By Dr Maria Rebollo Polo, ESPEN Team Leader, World Health Organization Regional Office for Africa
Every day stories are coming out about the devastation COVID-19 is causing around the world. The WHO’s recommendations of physical distancing and handwashing measures can drastically mitigate the spread of COVID. However certain regions face challenges in practicing these recommendations. In Sub Saharan Africa, more than a third of the population has no access to adequate handwashing facilities. Further, Covid-19 risks overshadowing and compounding communities that are already burdened by other diseases, such as neglected tropical diseases (NTDs).
NTDs are a group of communicable diseases that affect more than 1.5 billion people globally, more than a third (39%) of whom live in Africa. These dangerous and destructive diseases, such as trachoma, schistosomiasis and onchocerciasis, can be prevented and treated, yet they continue to cause severe disfigurement, blindness and other long-term disabilities that create obstacles to education, economic growth and overall development. If untreated NTDs cause up 200,000 deaths a year in Africa.
Both COVID-19 and NTDs can be prevented by taking the same preventative measures. Clean water, good hygiene and adequate sanitation are the foundations for fighting NTDs as much as they are with COVID-19. Yet despite water and sanitation being recognized as a human right since 2010, many continue to live without adequate access to them. Suffering from an NTD can weaken immune systems, making people more susceptible to both COVID-19 infection and complications from the virus. For the last few months, the importance of these steps in protecting COVID-19 have been emphasized repeatedly and on a global scale. Now it’s time to stress the importance in protecting communities from NTDs too, to ensure that NTDs are not overshadowed during this period.
At the World Health Organization Regional Office for Africa’s Expanded Special Project for elimination of Neglected Tropical Diseases (ESPEN) we have made it our mission to eliminate NTDs on the African continent. We understand that the poorest countries and communities are least equipped to cope with COVID-19 are also hit hardest by NTDs. An estimated 896 million people worldwide use health care facilities with no water service and 1.5 billion use facilities with no sanitation services[1]. Not only does this put the general population in these communities at risk, it puts health workers and those fighting on the frontline at risk too.
In the context of COVID-19, our latest guidance encourages local health authorities to use existing NTD platforms, surveillance mechanisms and WASH education opportunities to support the implementation of COVID-19-related measures, as appropriate. In Africa, 73% of the countries have reported to ESPEN that the first line NTD community health workers (CHW) are now supporting both NTD and COVID response. CHWs are participating in-risk communication and community engagement of COVID-19 and Promotion of hygiene measures, surveillance (screening, active case finding, contact tracing and follow up and suspect notifications), point of entry surveillance support, rumour management , infection Prevention and Control: Support in triage at health facilities, contributing tremendously to the fight against NTDs and COVID.
We have worked hard to ensure that NTD programmes have been implemented in many communities across the continent. Now it is crucial that they are maintained and programmes are adapted to encompass the current crisis. National and local leaders must not turn their focus away from NTDs towards COVID-19, but rather take a dual-approach. That’s why new initiatives such as the Stay Safe Africa campaign – which seeks to protect citizens from this new disease, while recognising African communities’ existing settings and challenges – are so important.
Over the next decade, the World Health Organization’s 2021 – 2030 NTD roadmap will guide the global response to NTDs and ensure that the UN’s sustainable development goals, of ending the epidemic and reducing the number of people requiring medical interventions by 90%, are met. This is still achievable, even amidst the COVID-19 pandemic. NTDs are diseases of poverty and inequity – by eliminating them we can drive development forwards and ensure that people are no longer plighted by preventable and treatable diseases.
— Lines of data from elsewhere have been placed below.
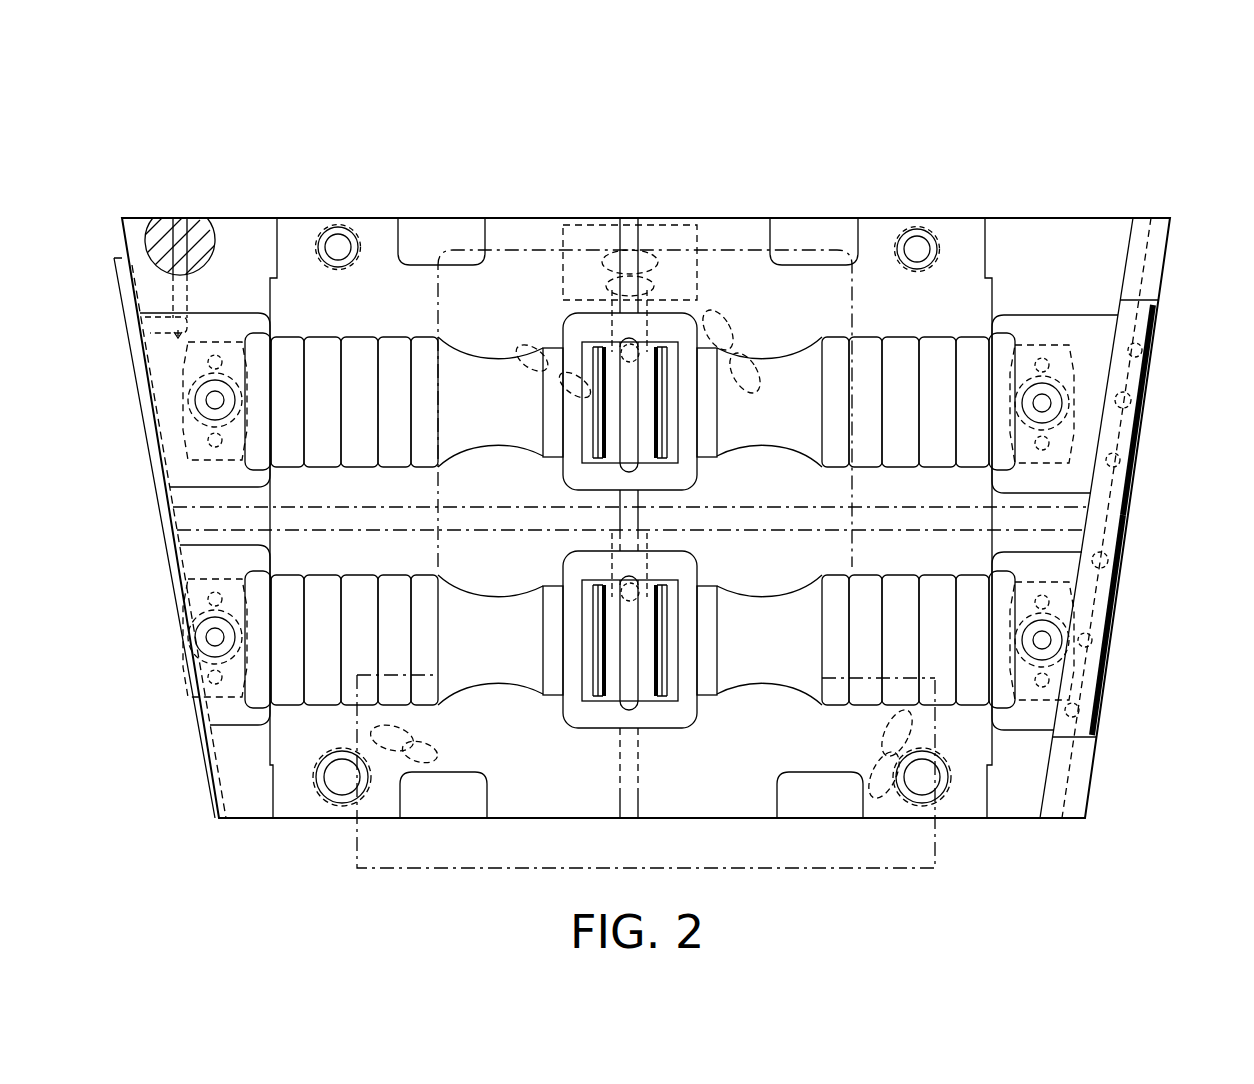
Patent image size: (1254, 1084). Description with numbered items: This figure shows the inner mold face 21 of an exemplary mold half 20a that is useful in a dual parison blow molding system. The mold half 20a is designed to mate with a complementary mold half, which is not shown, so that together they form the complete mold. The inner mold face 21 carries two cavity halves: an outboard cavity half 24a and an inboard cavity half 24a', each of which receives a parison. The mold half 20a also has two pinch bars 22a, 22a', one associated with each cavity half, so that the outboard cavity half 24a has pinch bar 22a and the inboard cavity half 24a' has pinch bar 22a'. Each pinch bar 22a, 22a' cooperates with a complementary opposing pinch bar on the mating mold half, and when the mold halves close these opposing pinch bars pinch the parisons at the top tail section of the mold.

The mold half 20a is at (154, 118).
The inner mold face 21 is at (385, 250).
The outboard cavity half 24a is at (630, 392).
The inboard cavity half 24a' is at (630, 642).
The pinch bar 22a is at (1165, 366).
The pinch bar 22a' is at (1123, 666).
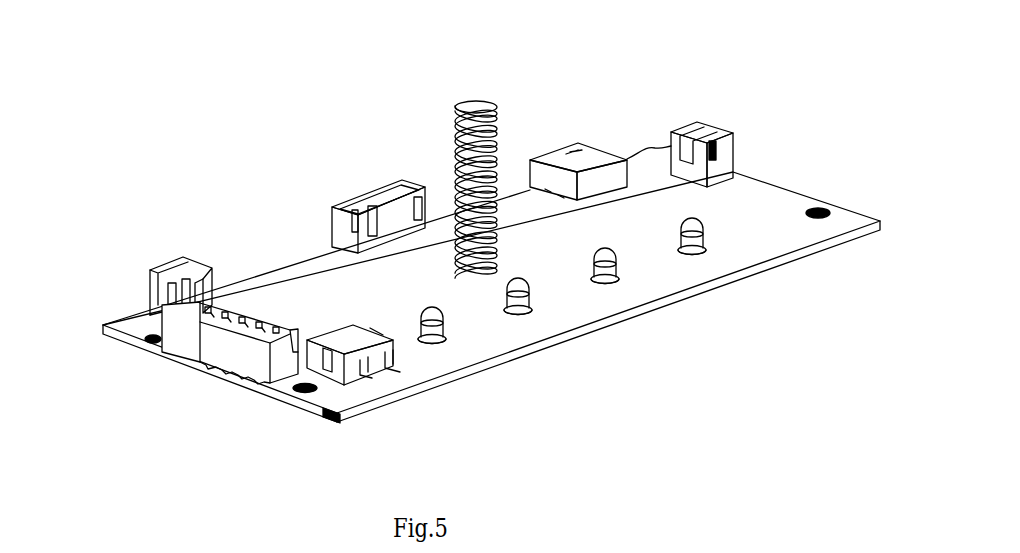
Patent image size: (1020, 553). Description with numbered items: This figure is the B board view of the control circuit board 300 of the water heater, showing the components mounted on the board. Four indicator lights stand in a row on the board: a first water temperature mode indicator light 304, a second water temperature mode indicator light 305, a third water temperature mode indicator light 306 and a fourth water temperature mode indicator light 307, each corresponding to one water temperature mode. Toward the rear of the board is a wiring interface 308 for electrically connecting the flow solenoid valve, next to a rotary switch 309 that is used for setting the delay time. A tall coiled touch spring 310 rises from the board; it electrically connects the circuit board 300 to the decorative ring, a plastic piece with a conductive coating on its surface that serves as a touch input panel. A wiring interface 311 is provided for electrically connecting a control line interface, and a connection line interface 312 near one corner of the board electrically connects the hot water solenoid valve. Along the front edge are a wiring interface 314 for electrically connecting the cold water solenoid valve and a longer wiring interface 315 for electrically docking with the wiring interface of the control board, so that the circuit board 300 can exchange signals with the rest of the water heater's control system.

The circuit board 300 is at (782, 203).
The first water temperature mode indicator light 304 is at (447, 353).
The second water temperature mode indicator light 305 is at (532, 323).
The third water temperature mode indicator light 306 is at (622, 297).
The fourth water temperature mode indicator light 307 is at (707, 268).
The wiring interface 308 is at (717, 117).
The rotary switch 309 is at (570, 140).
The touch spring 310 is at (453, 102).
The wiring interface 311 is at (358, 183).
The connection line interface 312 is at (158, 258).
The wiring interface 314 is at (182, 332).
The wiring interface 315 is at (242, 355).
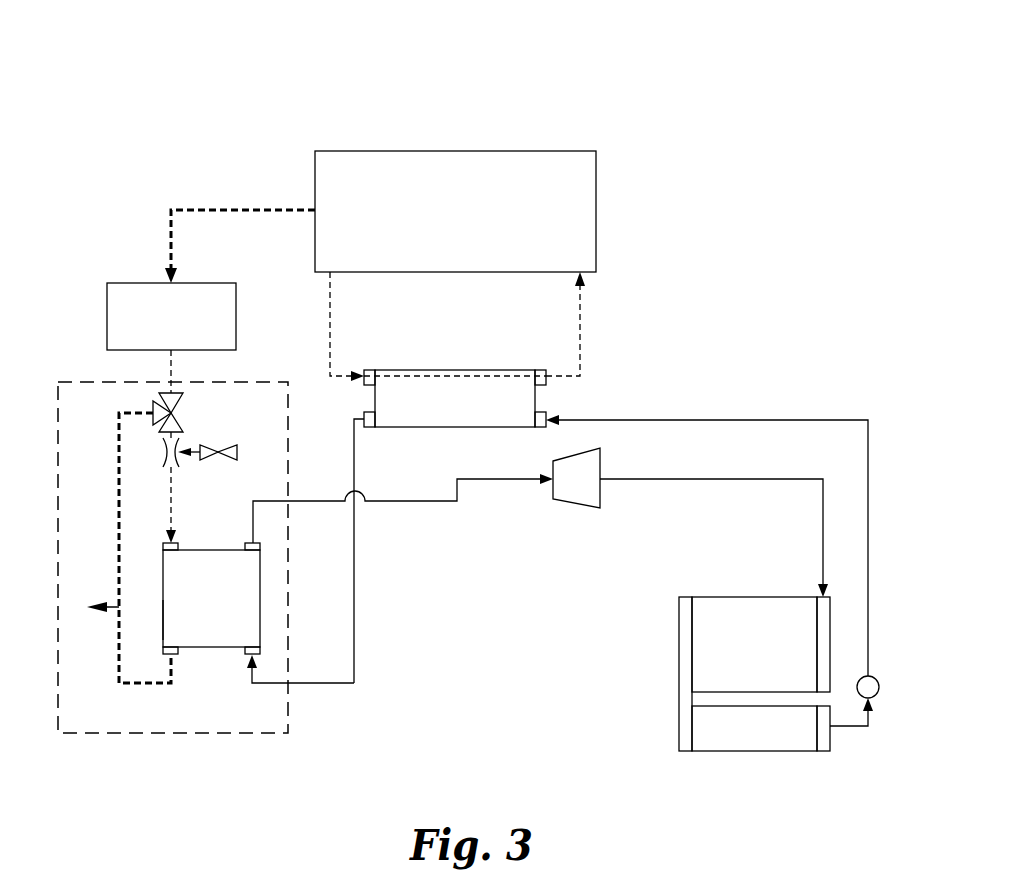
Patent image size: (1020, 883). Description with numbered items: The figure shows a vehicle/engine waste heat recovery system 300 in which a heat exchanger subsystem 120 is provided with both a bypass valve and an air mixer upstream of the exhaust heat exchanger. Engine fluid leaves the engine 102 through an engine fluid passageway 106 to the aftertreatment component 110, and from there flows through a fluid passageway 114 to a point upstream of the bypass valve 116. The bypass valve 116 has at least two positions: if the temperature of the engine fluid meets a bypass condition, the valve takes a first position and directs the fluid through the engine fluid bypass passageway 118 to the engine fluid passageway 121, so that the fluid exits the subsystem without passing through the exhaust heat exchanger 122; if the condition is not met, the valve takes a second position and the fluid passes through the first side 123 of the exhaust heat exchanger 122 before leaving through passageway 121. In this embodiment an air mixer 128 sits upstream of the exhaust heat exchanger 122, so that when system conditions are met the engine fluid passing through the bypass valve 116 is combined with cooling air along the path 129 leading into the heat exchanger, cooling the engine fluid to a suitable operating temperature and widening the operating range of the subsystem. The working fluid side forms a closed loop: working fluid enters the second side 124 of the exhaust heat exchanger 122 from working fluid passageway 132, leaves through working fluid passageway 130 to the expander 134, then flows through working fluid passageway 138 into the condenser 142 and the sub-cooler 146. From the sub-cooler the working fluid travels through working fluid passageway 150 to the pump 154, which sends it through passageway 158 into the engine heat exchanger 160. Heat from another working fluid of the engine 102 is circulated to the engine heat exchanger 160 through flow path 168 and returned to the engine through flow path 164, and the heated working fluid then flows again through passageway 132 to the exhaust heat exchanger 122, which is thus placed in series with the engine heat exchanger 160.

The waste heat recovery system 300 is at (766, 114).
The engine 102 is at (441, 151).
The engine fluid passageway 106 is at (222, 210).
The aftertreatment component 110 is at (107, 305).
The fluid passageway 114 is at (173, 360).
The bypass valve 116 is at (183, 413).
The engine fluid bypass passageway 118 is at (119, 540).
The heat exchanger subsystem 120 is at (58, 437).
The engine fluid passageway 121 is at (110, 612).
The exhaust heat exchanger 122 is at (197, 647).
The first side 123 is at (163, 627).
The second side 124 is at (260, 588).
The air mixer 128 is at (237, 452).
The refrigerant line 129 is at (175, 512).
The working fluid passageway 130 is at (315, 501).
The working fluid passageway 132 is at (330, 683).
The expander 134 is at (600, 460).
The working fluid passageway 138 is at (712, 479).
The condenser 142 is at (730, 597).
The sub-cooler 146 is at (735, 751).
The working fluid passageway 150 is at (845, 726).
The pump 154 is at (880, 688).
The passageway 158 is at (880, 497).
The engine heat exchanger 160 is at (410, 427).
The flow path 164 is at (580, 330).
The flow path 168 is at (330, 301).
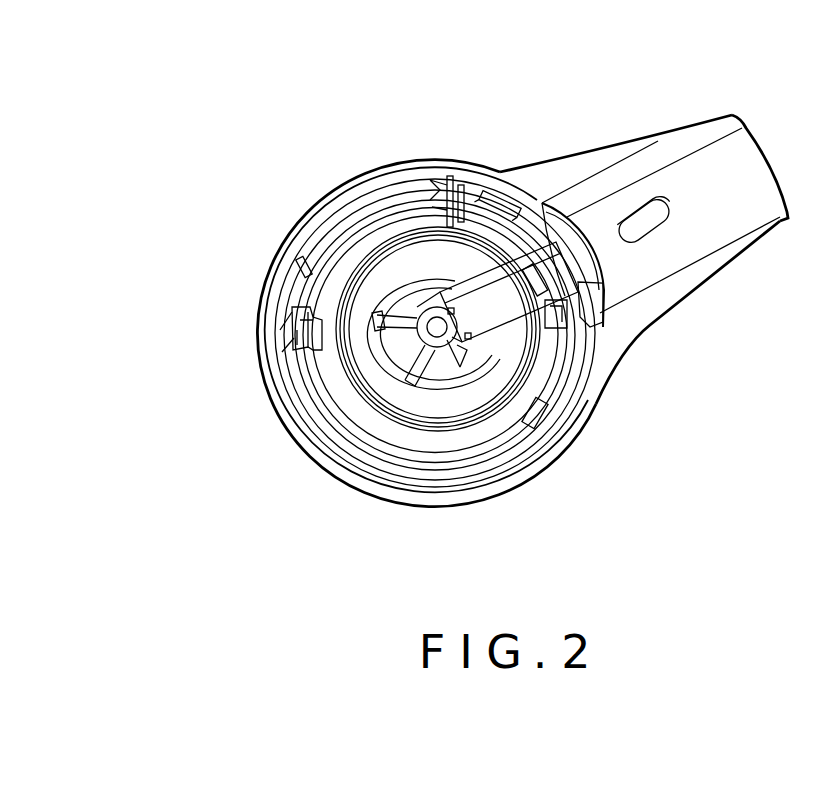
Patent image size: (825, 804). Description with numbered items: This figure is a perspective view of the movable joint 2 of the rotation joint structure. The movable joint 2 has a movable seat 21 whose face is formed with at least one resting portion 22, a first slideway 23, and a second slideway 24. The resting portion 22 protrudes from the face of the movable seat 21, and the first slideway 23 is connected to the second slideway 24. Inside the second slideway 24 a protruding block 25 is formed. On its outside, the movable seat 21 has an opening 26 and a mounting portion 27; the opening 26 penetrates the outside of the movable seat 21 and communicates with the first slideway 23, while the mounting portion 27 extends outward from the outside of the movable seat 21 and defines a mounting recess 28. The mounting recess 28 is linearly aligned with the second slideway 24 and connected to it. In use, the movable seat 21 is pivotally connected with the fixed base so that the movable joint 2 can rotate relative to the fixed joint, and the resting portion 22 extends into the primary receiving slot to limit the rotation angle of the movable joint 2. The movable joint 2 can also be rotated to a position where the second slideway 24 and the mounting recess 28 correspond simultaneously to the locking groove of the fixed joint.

The movable joint 2 is at (150, 202).
The movable seat 21 is at (278, 252).
The resting portion 22 is at (296, 340).
The first slideway 23 is at (470, 195).
The second slideway 24 is at (480, 313).
The protruding block 25 is at (580, 333).
The opening 26 is at (500, 200).
The mounting portion 27 is at (685, 175).
The mounting recess 28 is at (587, 258).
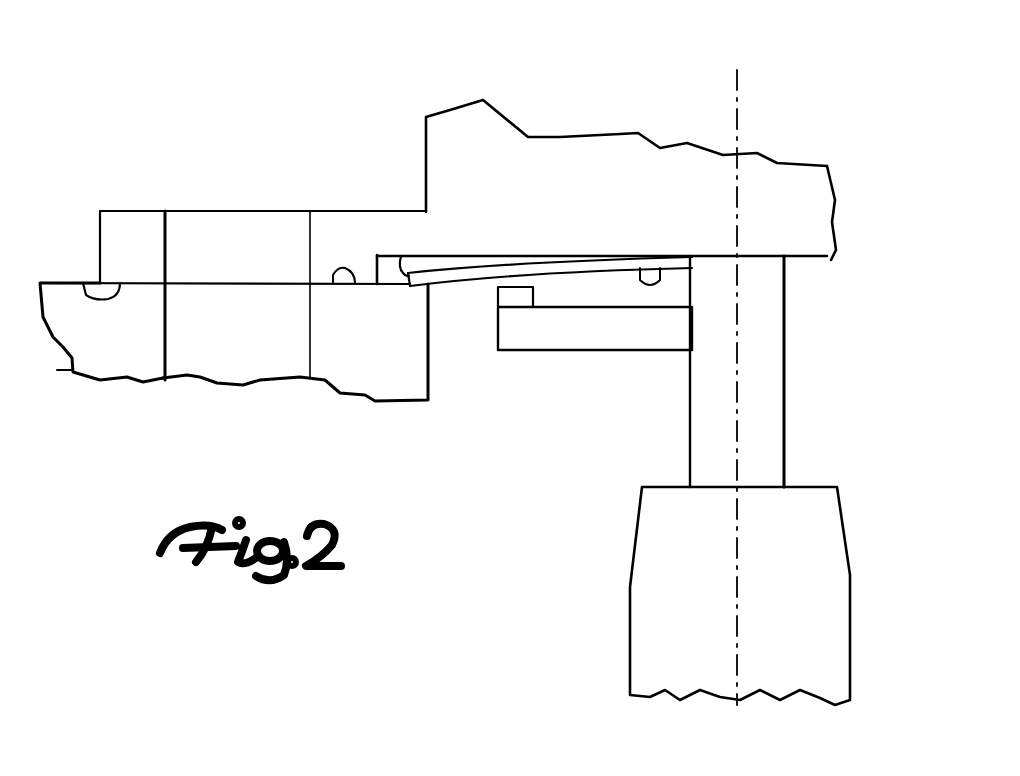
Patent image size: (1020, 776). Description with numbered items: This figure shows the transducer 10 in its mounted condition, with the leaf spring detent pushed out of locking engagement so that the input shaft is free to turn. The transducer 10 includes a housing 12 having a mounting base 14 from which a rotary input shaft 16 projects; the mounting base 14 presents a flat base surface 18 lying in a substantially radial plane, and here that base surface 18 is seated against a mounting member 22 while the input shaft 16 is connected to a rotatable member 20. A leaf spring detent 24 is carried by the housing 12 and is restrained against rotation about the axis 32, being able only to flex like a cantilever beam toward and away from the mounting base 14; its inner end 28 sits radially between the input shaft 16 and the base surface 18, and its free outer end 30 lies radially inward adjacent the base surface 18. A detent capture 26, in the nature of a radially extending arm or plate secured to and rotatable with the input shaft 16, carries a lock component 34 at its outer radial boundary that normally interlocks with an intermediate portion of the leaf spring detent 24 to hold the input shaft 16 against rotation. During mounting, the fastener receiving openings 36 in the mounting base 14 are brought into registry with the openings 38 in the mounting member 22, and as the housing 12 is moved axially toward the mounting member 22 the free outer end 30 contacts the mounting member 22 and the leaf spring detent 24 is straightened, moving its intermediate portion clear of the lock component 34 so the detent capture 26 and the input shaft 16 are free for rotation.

The transducer 10 is at (602, 151).
The housing 12 is at (548, 161).
The mounting base 14 is at (810, 250).
The input shaft 16 is at (706, 437).
The base surface 18 is at (84, 283).
The rotatable member 20 is at (800, 542).
The mounting member 22 is at (355, 284).
The leaf spring detent 24 is at (470, 288).
The detent capture 26 is at (598, 330).
The inner end 28 is at (660, 268).
The free outer end 30 is at (401, 256).
The axis 32 is at (738, 412).
The lock component 34 is at (511, 294).
The fastener receiving openings 36 is at (193, 232).
The openings 38 is at (225, 305).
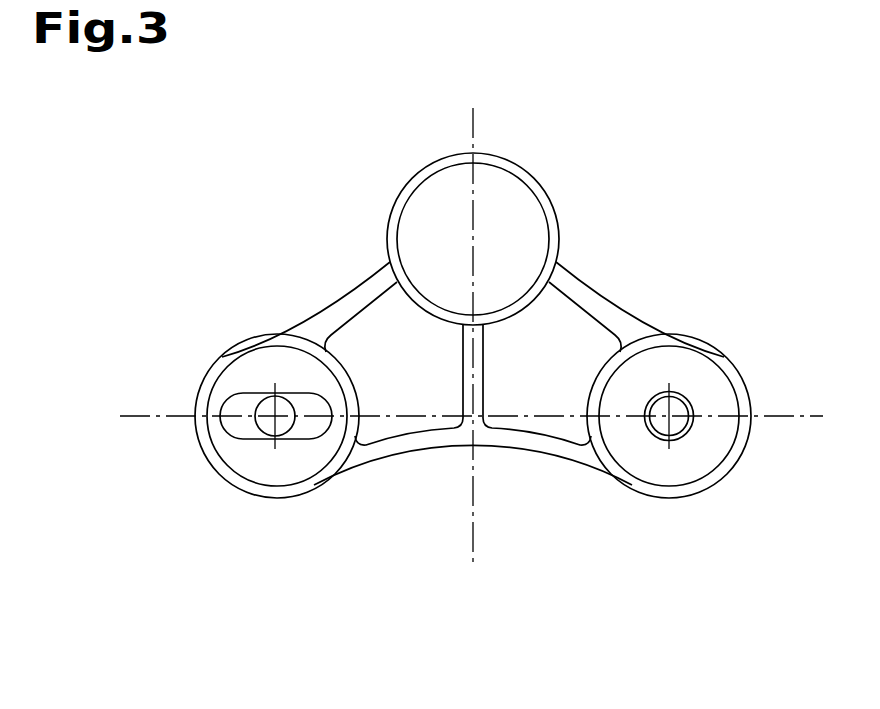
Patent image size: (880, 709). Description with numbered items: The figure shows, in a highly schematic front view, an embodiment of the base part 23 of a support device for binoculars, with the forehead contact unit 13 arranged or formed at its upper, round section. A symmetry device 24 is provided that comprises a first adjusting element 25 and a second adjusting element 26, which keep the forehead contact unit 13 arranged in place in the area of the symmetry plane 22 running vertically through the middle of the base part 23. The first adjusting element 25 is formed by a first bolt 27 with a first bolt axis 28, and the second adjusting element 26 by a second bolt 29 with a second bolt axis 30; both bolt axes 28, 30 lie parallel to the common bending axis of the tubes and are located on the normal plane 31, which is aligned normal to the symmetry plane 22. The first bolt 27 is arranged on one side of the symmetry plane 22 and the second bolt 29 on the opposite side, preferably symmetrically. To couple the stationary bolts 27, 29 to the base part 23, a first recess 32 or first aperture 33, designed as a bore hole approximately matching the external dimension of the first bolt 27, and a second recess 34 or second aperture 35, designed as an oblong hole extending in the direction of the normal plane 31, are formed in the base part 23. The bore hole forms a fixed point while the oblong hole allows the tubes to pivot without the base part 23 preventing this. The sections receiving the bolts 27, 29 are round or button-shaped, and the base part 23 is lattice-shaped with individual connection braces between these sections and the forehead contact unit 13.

There are currently 600 million people in Africa that require treatment for NTDs. More than ever, prioritising adequate hygiene and sanitation needs to be at the top of Africa’s agenda. This pandemic has demonstrated that governments can advocate for improved hygiene and good handwashing practices, and can therefore continue to do so for other diseases. NTD programmes have reached over a billion people for the last four years and as treatment campaigns resume emphasizing hygiene and social distancing will be critical while ensuring access to these medicines. We have the tools, data and knowledge to make this a reality. I strongly believe that continued action against NTDs will help us in our battle to stop the spread of COVID-19 and ensure the diseases of the poorest are not left behind.